Wie könnte er Cathrin jemals wieder mit diesen Händen berühren?

Cathrin flüsterte seinen Namen, fragend und geradezu bittend. Als hätte sie ihm schon verziehen, dass er ihr nie geschrieben hatte, nicht einmal aus dem Lazarett, wo sie ihm das Bein wieder zusammenflickten.

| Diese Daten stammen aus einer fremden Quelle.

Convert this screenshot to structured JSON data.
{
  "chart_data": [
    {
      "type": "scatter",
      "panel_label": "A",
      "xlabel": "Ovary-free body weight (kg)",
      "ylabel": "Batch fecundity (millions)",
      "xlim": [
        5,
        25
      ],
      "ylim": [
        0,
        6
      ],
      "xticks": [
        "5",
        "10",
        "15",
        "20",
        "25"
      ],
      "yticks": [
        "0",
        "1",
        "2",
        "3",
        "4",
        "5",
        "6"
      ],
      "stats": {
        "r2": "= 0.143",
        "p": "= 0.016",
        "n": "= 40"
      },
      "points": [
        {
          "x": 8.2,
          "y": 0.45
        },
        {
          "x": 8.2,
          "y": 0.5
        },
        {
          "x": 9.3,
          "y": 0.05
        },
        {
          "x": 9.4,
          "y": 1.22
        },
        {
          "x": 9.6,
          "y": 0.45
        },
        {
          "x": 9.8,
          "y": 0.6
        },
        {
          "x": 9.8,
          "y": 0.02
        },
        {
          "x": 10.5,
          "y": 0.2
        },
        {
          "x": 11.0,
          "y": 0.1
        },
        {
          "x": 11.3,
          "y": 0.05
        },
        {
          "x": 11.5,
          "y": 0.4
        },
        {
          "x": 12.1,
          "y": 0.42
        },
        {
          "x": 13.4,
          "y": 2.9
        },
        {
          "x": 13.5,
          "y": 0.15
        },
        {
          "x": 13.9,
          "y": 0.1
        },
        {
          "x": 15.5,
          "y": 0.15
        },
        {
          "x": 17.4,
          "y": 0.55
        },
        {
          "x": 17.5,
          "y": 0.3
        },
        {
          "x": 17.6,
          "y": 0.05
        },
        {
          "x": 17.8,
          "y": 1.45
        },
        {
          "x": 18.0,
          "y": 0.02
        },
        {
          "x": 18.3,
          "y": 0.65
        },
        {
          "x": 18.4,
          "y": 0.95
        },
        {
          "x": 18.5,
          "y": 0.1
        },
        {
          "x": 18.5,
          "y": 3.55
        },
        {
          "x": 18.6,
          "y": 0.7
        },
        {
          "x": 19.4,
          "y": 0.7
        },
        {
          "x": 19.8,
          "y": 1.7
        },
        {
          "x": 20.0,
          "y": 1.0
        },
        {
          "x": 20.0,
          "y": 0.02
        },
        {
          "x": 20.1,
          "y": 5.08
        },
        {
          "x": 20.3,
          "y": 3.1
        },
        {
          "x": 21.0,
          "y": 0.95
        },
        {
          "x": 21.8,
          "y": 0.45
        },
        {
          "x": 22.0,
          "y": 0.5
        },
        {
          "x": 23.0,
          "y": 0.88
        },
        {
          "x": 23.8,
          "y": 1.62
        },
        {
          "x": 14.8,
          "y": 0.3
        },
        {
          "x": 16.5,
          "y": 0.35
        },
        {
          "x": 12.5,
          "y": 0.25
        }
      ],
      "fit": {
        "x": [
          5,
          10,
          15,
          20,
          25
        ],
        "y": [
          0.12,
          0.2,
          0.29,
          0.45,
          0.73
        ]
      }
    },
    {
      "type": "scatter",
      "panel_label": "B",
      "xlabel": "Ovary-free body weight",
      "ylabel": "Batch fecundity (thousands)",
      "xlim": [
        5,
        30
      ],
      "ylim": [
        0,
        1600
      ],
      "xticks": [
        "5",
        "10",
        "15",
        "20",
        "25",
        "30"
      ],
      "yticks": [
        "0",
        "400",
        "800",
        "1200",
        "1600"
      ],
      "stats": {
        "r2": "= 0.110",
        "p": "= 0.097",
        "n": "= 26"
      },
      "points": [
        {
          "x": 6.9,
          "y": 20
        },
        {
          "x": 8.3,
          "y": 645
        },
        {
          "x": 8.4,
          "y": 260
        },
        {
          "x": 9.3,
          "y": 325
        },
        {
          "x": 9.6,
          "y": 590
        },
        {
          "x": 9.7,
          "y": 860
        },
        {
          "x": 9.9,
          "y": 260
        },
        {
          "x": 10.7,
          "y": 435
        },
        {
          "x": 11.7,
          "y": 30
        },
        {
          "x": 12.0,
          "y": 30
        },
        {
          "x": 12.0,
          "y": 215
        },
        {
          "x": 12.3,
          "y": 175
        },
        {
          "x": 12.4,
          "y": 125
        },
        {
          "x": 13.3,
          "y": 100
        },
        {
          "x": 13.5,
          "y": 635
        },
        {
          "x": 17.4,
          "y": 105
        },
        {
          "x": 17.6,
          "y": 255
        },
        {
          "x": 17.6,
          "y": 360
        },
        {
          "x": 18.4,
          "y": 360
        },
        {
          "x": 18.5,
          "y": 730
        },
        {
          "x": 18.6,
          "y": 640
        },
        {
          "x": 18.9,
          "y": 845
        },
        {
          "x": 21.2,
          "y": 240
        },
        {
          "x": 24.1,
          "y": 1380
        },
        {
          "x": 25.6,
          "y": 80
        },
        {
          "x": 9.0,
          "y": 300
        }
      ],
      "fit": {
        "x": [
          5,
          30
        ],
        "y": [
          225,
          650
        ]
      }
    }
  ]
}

Für die Schrecken, die er erlebt hatte, für diesen Abgrund gab es keine Worte. Für dieses Zerfleischen und Abschlachten, in dem jegliche Menschlichkeit in Fetzen ging. Kein Wort, das sich finden ließ, wäre jemals genug dafür. Und jedes Wort wäre das eine zu viel, das ihn zerbersten ließe wie eine Granate aus Glas.

Etwas blieb dennoch zu sagen.

Jakob ließ den Kopf an der Rinde des Baumes ruhen und erforschte den kläglichen Rest dessen, was von seinem Gewissen übrig geblieben war. Dann ballten sich seine Hände zu Fäusten.

»Ich gehe fort, Cathrin. Nach Amerika.«

Er konnte hören, wie ihr der Atem stockte.

»Wann?«

»Sobald ich eine Passage buchen kann.«

Die plötzliche Kühle, die von ihr ausging, ließ ihn leichter atmen.

»Ich nehme an, du wirst mich nicht fragen, ob ich mitkomme.«

»Nein.«

»Und auch sonst hast du mir nichts zu sagen?«

Er schüttelte den Kopf.

Ihr Schweigen klang eher verwundet als anklagend, aber ihr Blick versengte seine Haut, und er stand auf.

»Leb wohl, Cathrin.«

Mit jedem Schritt, den er über den Rasen tat, gewann er an Stärke, an Sicherheit.

»Fahr zur Hölle, Jakob Levgrün!«, rief sie ihm nach.

Da war ich doch schon, antwortete er ihr in Gedanken. Und bin es immer noch.